Mozambique opposition leader plans new offensive in north
17 December 2015, 09:37
Maputo - The leader of Mozambique's Renamo opposition party, Afonso Dhlakama, broke a weeks-long silence on Wednesday to claim he plans to take over the country's north in March or April.
Speaking by telephone in a videoconference in Maputo, the longtime leader who has not appeared in public since October 9 said he was alive and well, slamming "the propaganda orchestrated by those who have always wanted [him] dead."
Dhlakama, who has led Renamo since 1979, was speaking from the central town of Satunjira, where he sought refuge after his house in the city of Beira was surrounded by police who forced his personal guard to surrender their weapons.
Renamo, which waged a 16-year civil war in the southern African nation until 1992, has repeatedly threatened to take power by force in central and northern Mozambique, where there have been a number of recent skirmishes.
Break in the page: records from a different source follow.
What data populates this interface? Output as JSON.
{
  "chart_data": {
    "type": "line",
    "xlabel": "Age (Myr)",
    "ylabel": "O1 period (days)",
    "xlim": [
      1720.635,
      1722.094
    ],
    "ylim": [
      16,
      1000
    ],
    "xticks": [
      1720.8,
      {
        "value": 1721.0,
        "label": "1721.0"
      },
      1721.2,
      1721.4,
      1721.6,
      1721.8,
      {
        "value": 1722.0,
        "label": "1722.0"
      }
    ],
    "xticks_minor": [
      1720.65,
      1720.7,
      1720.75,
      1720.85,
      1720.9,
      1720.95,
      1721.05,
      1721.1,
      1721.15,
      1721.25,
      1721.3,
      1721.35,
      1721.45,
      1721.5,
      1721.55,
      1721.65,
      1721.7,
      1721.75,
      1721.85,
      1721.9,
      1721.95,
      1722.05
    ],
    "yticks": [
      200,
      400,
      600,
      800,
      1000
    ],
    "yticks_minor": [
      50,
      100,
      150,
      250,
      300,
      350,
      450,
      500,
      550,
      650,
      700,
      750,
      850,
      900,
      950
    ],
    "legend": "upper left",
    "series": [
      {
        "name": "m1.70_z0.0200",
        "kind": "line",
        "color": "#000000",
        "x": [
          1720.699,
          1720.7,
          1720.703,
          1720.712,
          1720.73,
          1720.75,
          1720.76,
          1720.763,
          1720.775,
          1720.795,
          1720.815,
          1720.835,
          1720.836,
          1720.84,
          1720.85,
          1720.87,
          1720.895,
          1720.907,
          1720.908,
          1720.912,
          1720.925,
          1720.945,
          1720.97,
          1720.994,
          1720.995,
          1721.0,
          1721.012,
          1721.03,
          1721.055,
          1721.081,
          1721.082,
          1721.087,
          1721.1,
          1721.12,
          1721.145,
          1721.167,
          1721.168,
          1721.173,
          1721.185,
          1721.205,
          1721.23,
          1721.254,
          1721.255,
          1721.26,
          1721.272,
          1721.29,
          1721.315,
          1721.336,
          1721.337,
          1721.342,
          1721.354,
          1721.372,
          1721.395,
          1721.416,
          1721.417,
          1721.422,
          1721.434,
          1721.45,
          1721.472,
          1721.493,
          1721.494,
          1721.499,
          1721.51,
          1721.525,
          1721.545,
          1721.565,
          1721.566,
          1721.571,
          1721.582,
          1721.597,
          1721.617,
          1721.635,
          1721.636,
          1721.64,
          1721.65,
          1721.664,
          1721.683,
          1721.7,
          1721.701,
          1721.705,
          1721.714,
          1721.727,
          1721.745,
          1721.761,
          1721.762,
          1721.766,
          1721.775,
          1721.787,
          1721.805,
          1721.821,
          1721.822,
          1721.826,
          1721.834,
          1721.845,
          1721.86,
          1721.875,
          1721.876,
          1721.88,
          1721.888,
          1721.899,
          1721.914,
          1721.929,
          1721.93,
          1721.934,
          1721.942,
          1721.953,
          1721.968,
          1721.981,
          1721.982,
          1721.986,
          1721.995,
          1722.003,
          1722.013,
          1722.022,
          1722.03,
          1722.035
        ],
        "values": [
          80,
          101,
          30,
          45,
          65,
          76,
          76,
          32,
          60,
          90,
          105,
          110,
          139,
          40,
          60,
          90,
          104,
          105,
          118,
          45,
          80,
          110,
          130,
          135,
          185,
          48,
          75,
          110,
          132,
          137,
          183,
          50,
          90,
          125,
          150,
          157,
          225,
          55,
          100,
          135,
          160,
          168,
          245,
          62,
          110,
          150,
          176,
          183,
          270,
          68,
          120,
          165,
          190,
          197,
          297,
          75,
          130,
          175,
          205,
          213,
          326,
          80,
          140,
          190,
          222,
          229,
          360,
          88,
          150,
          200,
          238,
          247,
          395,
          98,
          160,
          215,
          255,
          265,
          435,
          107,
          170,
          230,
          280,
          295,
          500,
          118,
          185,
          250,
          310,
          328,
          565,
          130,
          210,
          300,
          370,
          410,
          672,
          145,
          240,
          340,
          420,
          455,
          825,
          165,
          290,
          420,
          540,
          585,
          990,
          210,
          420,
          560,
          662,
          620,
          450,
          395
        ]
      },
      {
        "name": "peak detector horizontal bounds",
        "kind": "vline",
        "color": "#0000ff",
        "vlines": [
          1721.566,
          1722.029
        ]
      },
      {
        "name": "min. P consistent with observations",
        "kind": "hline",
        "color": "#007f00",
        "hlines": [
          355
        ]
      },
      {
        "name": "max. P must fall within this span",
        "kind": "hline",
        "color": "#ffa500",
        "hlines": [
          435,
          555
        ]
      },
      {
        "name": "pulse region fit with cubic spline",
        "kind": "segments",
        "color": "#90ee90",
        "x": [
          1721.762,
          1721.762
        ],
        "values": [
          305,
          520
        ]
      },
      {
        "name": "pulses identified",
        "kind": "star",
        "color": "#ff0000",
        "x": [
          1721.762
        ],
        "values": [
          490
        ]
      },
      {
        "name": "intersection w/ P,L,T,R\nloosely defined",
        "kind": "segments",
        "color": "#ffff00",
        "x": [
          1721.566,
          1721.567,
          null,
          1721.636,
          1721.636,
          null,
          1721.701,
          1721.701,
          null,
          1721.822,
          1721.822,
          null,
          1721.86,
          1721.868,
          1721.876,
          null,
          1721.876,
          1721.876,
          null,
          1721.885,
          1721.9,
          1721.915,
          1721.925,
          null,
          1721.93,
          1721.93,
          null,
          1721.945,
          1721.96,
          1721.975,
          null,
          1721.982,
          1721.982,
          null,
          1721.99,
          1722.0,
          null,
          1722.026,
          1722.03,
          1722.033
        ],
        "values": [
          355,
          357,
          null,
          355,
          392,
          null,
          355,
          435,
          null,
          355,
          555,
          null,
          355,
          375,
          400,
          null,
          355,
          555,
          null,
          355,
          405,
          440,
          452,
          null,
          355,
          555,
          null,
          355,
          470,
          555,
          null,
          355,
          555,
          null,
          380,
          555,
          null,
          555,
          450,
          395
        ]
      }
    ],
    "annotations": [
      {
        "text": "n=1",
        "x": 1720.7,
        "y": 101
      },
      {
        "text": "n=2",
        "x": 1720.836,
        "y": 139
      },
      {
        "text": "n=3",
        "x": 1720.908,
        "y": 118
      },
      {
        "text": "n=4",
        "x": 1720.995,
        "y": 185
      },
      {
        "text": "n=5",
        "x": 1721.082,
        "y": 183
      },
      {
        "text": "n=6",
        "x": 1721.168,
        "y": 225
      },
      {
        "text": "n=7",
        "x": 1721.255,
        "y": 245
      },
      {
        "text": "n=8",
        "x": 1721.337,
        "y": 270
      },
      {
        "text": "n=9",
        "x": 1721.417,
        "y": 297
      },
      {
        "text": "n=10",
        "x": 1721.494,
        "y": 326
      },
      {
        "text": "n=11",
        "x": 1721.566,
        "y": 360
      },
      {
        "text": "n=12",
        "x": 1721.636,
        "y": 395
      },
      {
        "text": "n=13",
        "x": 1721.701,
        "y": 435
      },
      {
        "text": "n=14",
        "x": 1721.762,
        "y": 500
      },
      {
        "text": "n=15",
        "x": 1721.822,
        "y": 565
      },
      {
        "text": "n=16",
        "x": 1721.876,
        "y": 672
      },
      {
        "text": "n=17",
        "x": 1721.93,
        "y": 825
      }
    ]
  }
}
The government has vowed to disarm the group, which has refused to accept the results of elections last year that returned the long-ruling Frelimo party to power.
Dhlakama said Wednesday that he planned to name governors and administrators in each of the six provinces where he topped the October 2014 vote.
He reiterated that he did not want war and would "occupy the provinces democratically and politically" but exercise his "right of defence" in case the government resisted militarily.
Moving to reassure foreign investors eyeing the country's huge gas and coal reserves, he vowed that Renamo fighters would not attack infrastructure.
"There will be no ambushes," he said.